Color: certain color spectra are better for growing plants than others. "Red" and "Blue" light spectra are ideal for plant growth, with red being associated more with the flowering stage of plant growth and blue with the vegetative stage. color is measured by wavelength (nanometers).
One of the biggest advantages of LED lighting is that it has highly customizable wavelength capabilities without changing fixtures. This results in the ability to custom-tailor the light regiment for a plant in order to create optimal qualities like flavor, texture, or even plant color.
A related metric is color temperature, measured in Kelvin (K). Keep in mind that for fluorescent CFL lights and T5,T8,T12 fluorescent tubes, color temperature will be listed on the packaging but not wavelength.
Day-length / Rated Life: A last important spec to consider is rated life of your lighting and how that coincides with not only your budget but your "day-length", or how long you are using your grow lights on a day to day basis.
While some types of grow lights have rated lifetimes of over 10 years, warranties on lights often will fall into the 3-5 year range.

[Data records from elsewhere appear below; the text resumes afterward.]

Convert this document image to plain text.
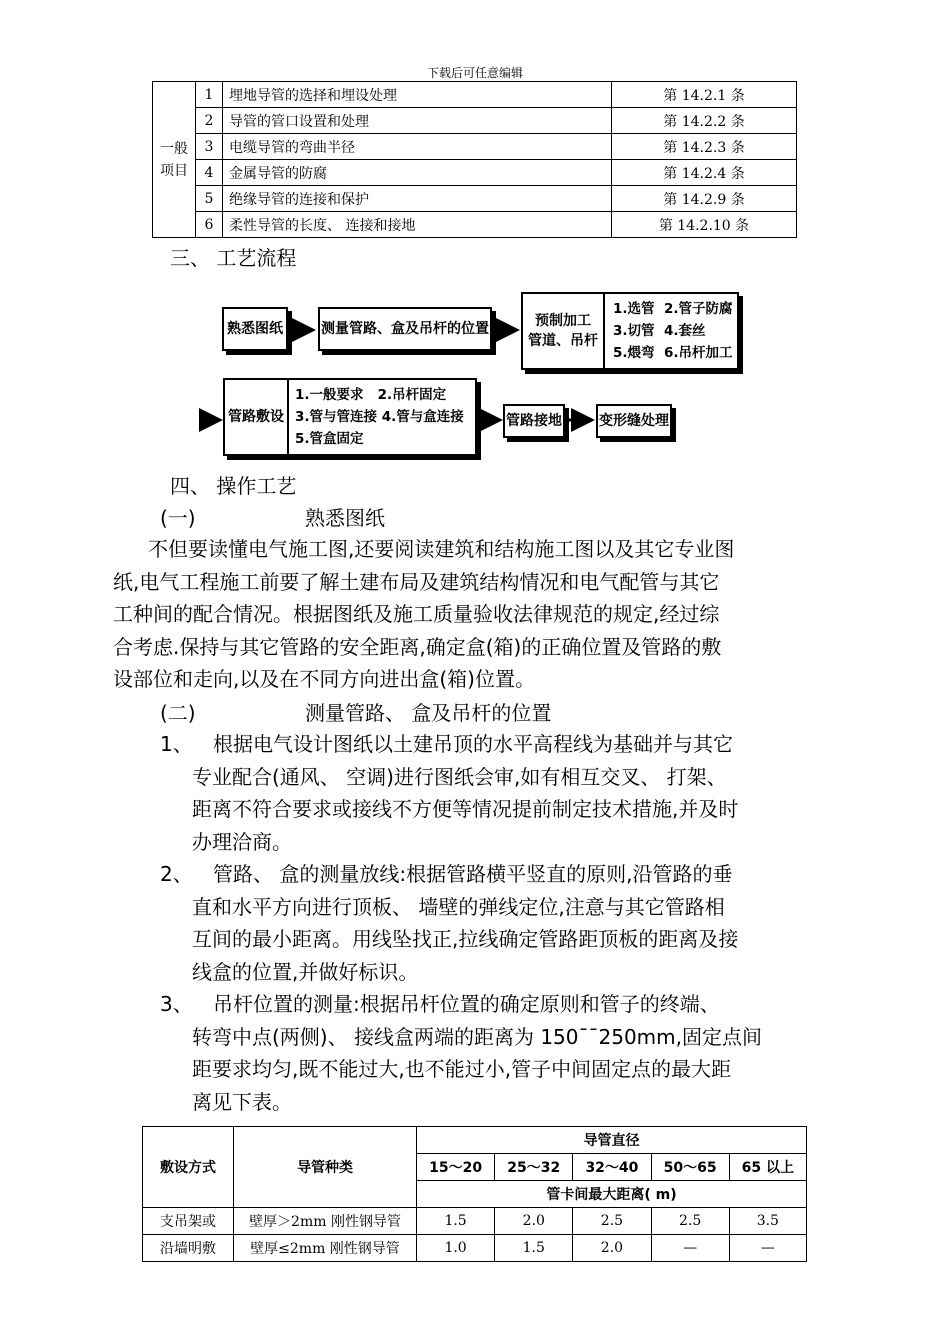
下载后可任意编辑
一般
项目	1	埋地导管的选择和埋设处理	第 14.2.1 条
	2	导管的管口设置和处理	第 14.2.2 条
	3	电缆导管的弯曲半径	第 14.2.3 条
	4	金属导管的防腐	第 14.2.4 条
	5	绝缘导管的连接和保护	第 14.2.9 条
	6	柔性导管的长度、 连接和接地	第 14.2.10 条
三、 工艺流程
熟悉图纸	测量管路、盒及吊杆的位置	预制加工
管道、吊杆
1.选管 2.管子防腐
3.切管 4.套丝
5.煨弯 6.吊杆加工
管路敷设
1.一般要求 2.吊杆固定
3.管与管连接 4.管与盒连接
5.管盒固定
管路接地	变形缝处理
四、 操作工艺
(一)	熟悉图纸
不但要读懂电气施工图,还要阅读建筑和结构施工图以及其它专业图
纸,电气工程施工前要了解土建布局及建筑结构情况和电气配管与其它
工种间的配合情况。根据图纸及施工质量验收法律规范的规定,经过综
合考虑.保持与其它管路的安全距离,确定盒(箱)的正确位置及管路的敷
设部位和走向,以及在不同方向进出盒(箱)位置。
(二)	测量管路、 盒及吊杆的位置
1、	根据电气设计图纸以土建吊顶的水平高程线为基础并与其它
专业配合(通风、 空调)进行图纸会审,如有相互交叉、 打架、
距离不符合要求或接线不方便等情况提前制定技术措施,并及时
办理洽商。
2、	管路、 盒的测量放线:根据管路横平竖直的原则,沿管路的垂
直和水平方向进行顶板、 墙壁的弹线定位,注意与其它管路相
互间的最小距离。用线坠找正,拉线确定管路距顶板的距离及接
线盒的位置,并做好标识。
3、	吊杆位置的测量:根据吊杆位置的确定原则和管子的终端、
转弯中点(两侧)、 接线盒两端的距离为 150¯¯250mm,固定点间
距要求均匀,既不能过大,也不能过小,管子中间固定点的最大距
离见下表。
敷设方式	导管种类	导管直径				
		15～20	25～32	32～40	50～65	65 以上
		管卡间最大距离( m)				
支吊架或	壁厚＞2mm 刚性钢导管	1.5	2.0	2.5	2.5	3.5
沿墙明敷	壁厚≤2mm 刚性钢导管	1.0	1.5	2.0	—	—
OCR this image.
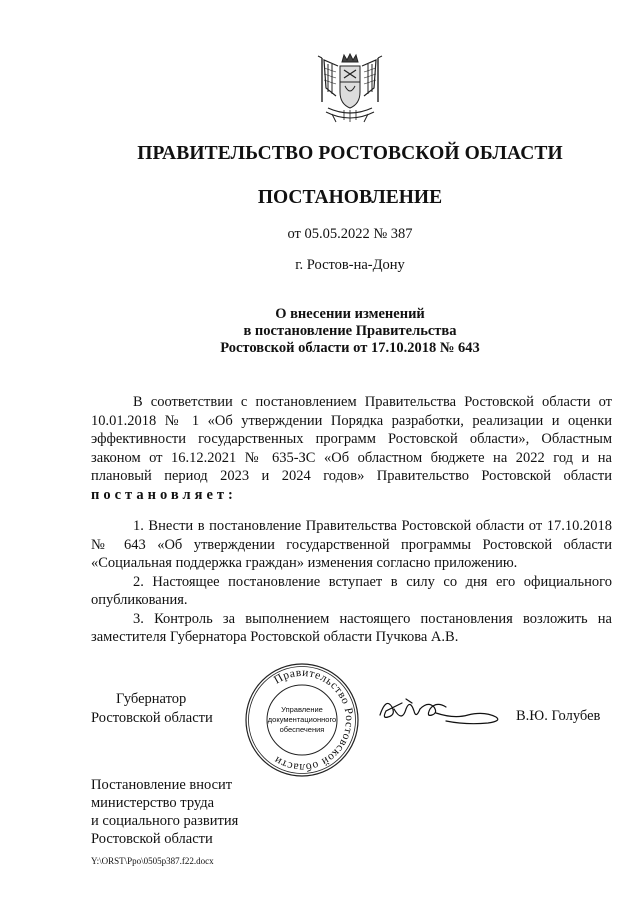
ПРАВИТЕЛЬСТВО РОСТОВСКОЙ ОБЛАСТИ
ПОСТАНОВЛЕНИЕ
от 05.05.2022 № 387
г. Ростов-на-Дону
О внесении изменений
в постановление Правительства
Ростовской области от 17.10.2018 № 643
В соответствии с постановлением Правительства Ростовской области от 10.01.2018 № 1 «Об утверждении Порядка разработки, реализации и оценки эффективности государственных программ Ростовской области», Областным законом от 16.12.2021 № 635-ЗС «Об областном бюджете на 2022 год и на плановый период 2023 и 2024 годов» Правительство Ростовской области постановляет:

1. Внести в постановление Правительства Ростовской области от 17.10.2018 № 643 «Об утверждении государственной программы Ростовской области «Социальная поддержка граждан» изменения согласно приложению.

2. Настоящее постановление вступает в силу со дня его официального опубликования.

3. Контроль за выполнением настоящего постановления возложить на заместителя Губернатора Ростовской области Пучкова А.В.

Губернатор
Ростовской области
Правительство Ростовской области
Управление
документационного
обеспечения
В.Ю. Голубев
Постановление вносит
министерство труда
и социального развития
Ростовской области
Y:\ORST\Ppo\0505p387.f22.docx
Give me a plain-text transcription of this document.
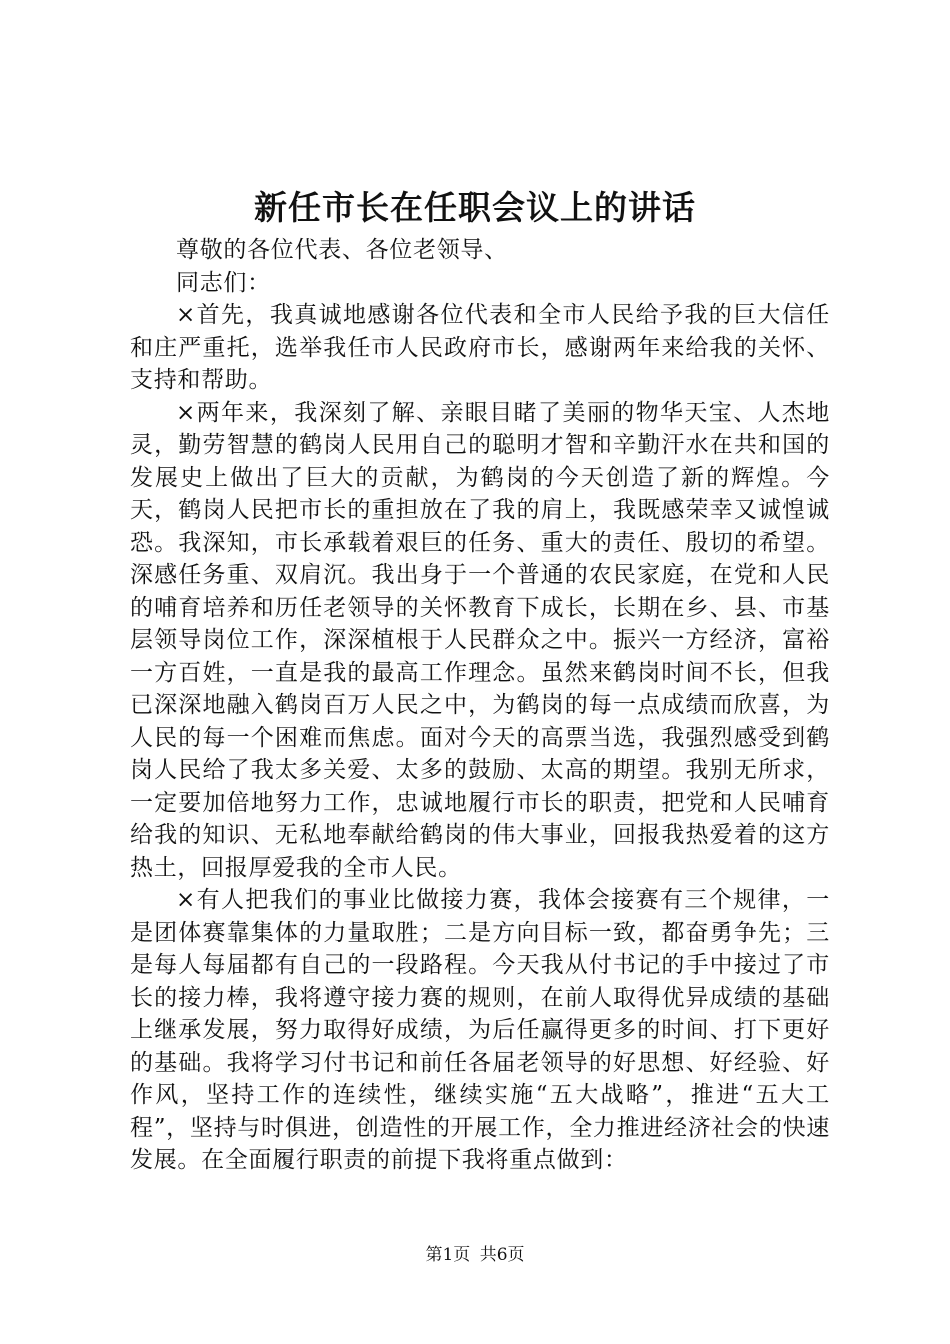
新任市长在任职会议上的讲话

尊敬的各位代表、各位老领导、

同志们：

×首先，我真诚地感谢各位代表和全市人民给予我的巨大信任和庄严重托，选举我任市人民政府市长，感谢两年来给我的关怀、支持和帮助。

×两年来，我深刻了解、亲眼目睹了美丽的物华天宝、人杰地灵，勤劳智慧的鹤岗人民用自己的聪明才智和辛勤汗水在共和国的发展史上做出了巨大的贡献，为鹤岗的今天创造了新的辉煌。今天，鹤岗人民把市长的重担放在了我的肩上，我既感荣幸又诚惶诚恐。我深知，市长承载着艰巨的任务、重大的责任、殷切的希望。深感任务重、双肩沉。我出身于一个普通的农民家庭，在党和人民的哺育培养和历任老领导的关怀教育下成长，长期在乡、县、市基层领导岗位工作，深深植根于人民群众之中。振兴一方经济，富裕一方百姓，一直是我的最高工作理念。虽然来鹤岗时间不长，但我已深深地融入鹤岗百万人民之中，为鹤岗的每一点成绩而欣喜，为人民的每一个困难而焦虑。面对今天的高票当选，我强烈感受到鹤岗人民给了我太多关爱、太多的鼓励、太高的期望。我别无所求，一定要加倍地努力工作，忠诚地履行市长的职责，把党和人民哺育给我的知识、无私地奉献给鹤岗的伟大事业，回报我热爱着的这方热土，回报厚爱我的全市人民。

×有人把我们的事业比做接力赛，我体会接赛有三个规律，一是团体赛靠集体的力量取胜；二是方向目标一致，都奋勇争先；三是每人每届都有自己的一段路程。今天我从付书记的手中接过了市长的接力棒，我将遵守接力赛的规则，在前人取得优异成绩的基础上继承发展，努力取得好成绩，为后任赢得更多的时间、打下更好的基础。我将学习付书记和前任各届老领导的好思想、好经验、好作风，坚持工作的连续性，继续实施“五大战略”，推进“五大工程”，坚持与时俱进，创造性的开展工作，全力推进经济社会的快速发展。在全面履行职责的前提下我将重点做到：

第1页 共6页
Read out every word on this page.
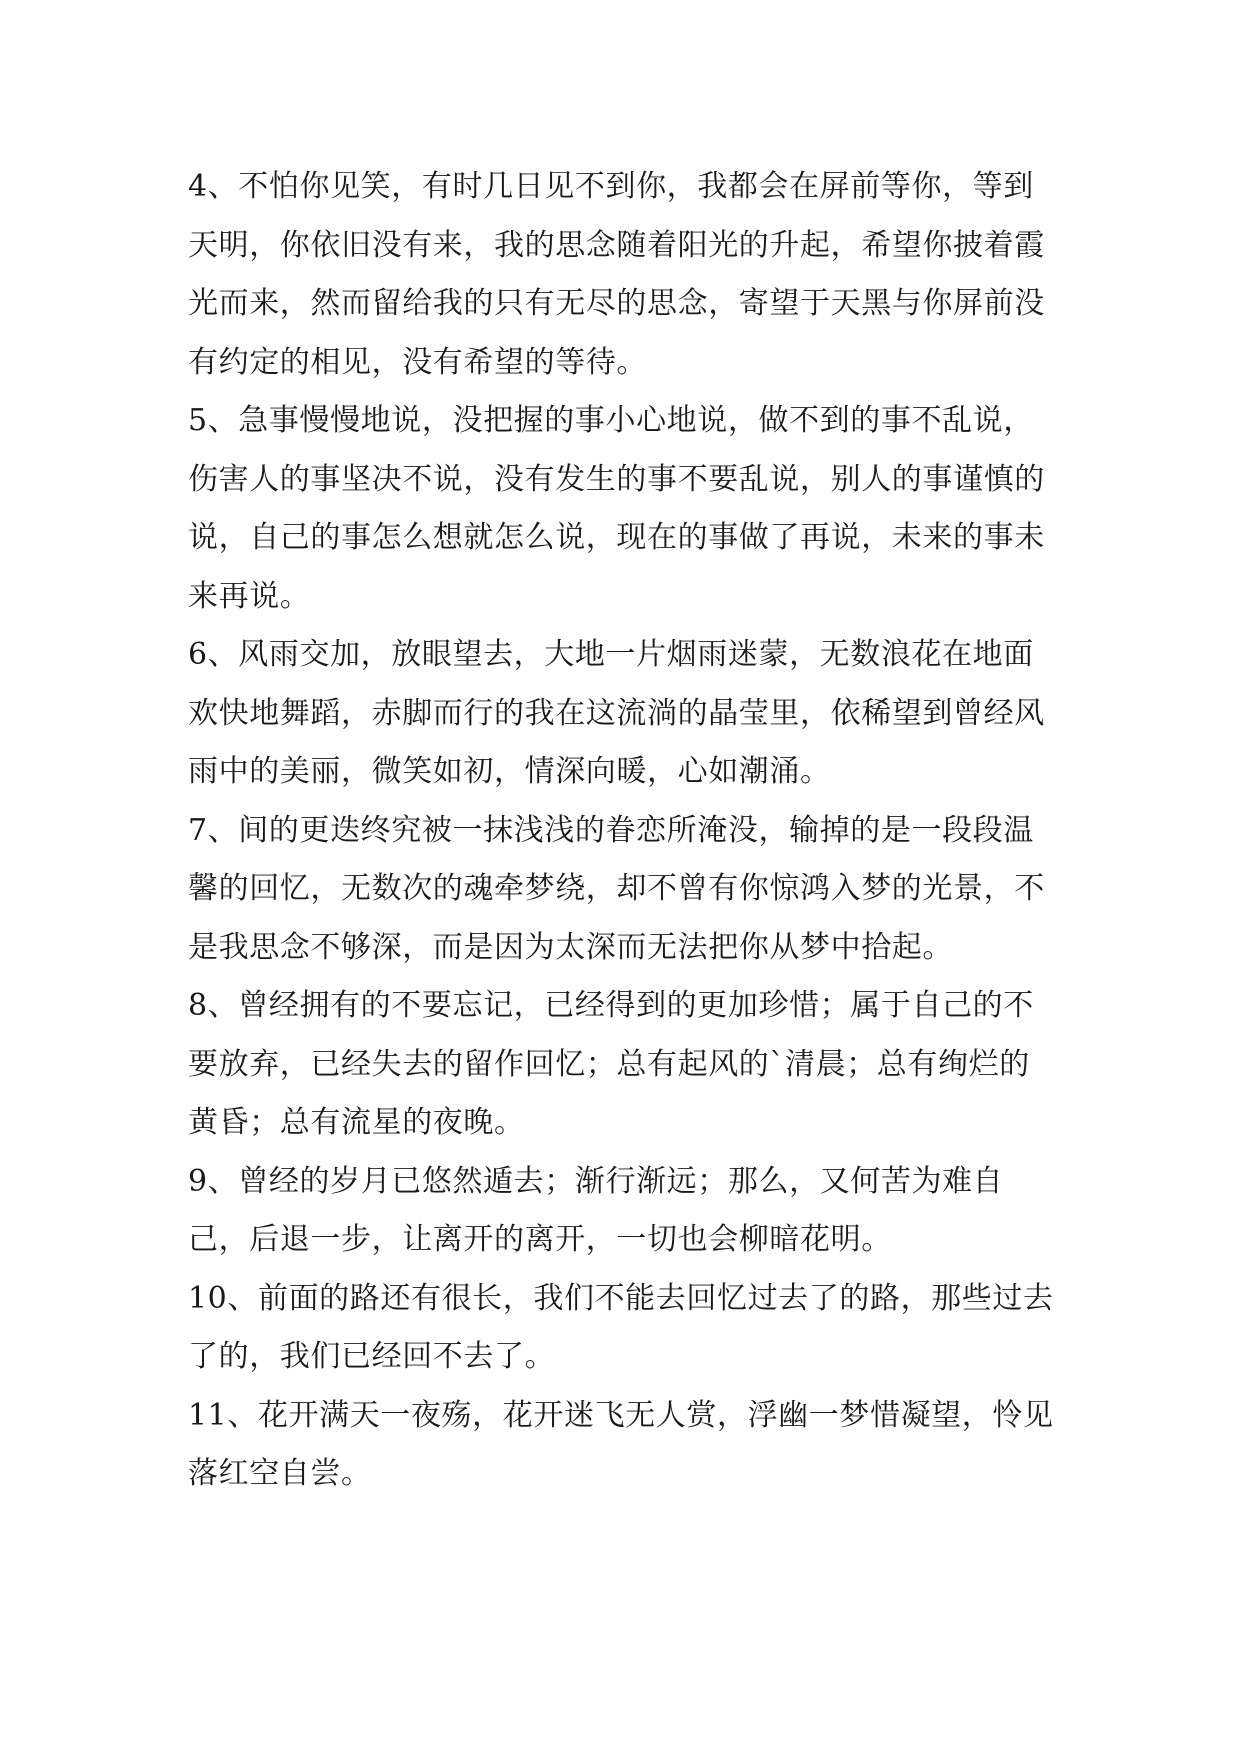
4、不怕你见笑，有时几日见不到你，我都会在屏前等你，等到天明，你依旧没有来，我的思念随着阳光的升起，希望你披着霞光而来，然而留给我的只有无尽的思念，寄望于天黑与你屏前没有约定的相见，没有希望的等待。

5、急事慢慢地说，没把握的事小心地说，做不到的事不乱说，伤害人的事坚决不说，没有发生的事不要乱说，别人的事谨慎的说，自己的事怎么想就怎么说，现在的事做了再说，未来的事未来再说。

6、风雨交加，放眼望去，大地一片烟雨迷蒙，无数浪花在地面欢快地舞蹈，赤脚而行的我在这流淌的晶莹里，依稀望到曾经风雨中的美丽，微笑如初，情深向暖，心如潮涌。

7、间的更迭终究被一抹浅浅的眷恋所淹没，输掉的是一段段温馨的回忆，无数次的魂牵梦绕，却不曾有你惊鸿入梦的光景，不是我思念不够深，而是因为太深而无法把你从梦中拾起。

8、曾经拥有的不要忘记，已经得到的更加珍惜；属于自己的不要放弃，已经失去的留作回忆；总有起风的`清晨；总有绚烂的黄昏；总有流星的夜晚。

9、曾经的岁月已悠然遁去；渐行渐远；那么，又何苦为难自己，后退一步，让离开的离开，一切也会柳暗花明。

10、前面的路还有很长，我们不能去回忆过去了的路，那些过去了的，我们已经回不去了。

11、花开满天一夜殇，花开迷飞无人赏，浮幽一梦惜凝望，怜见落红空自尝。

The durability of your light will be determined primarily by how you use it.
For example, constantly moving lights to new systems will wear down the lighting more, leaving it in the same system without much disruption may give you more usage.
As a rule of thumb, dividing the rated life by a factor of 2 is a safe precaution.
One of the most important metrics to consider when buying your first grow light is the price of the grow light.
The good news for grow lights is this: there are a lot of options at all price points.
$: CFL bulbs: can be found on amazon for less than 10 USD
$$: T5, T8, T12 fluorescent: good value for less than 100 USD. A 4 tube T5 grow light system can generate multiple hundreds of dollars worth of produce in a year (1-2 year pay back period with all other costs factored in besides lighting).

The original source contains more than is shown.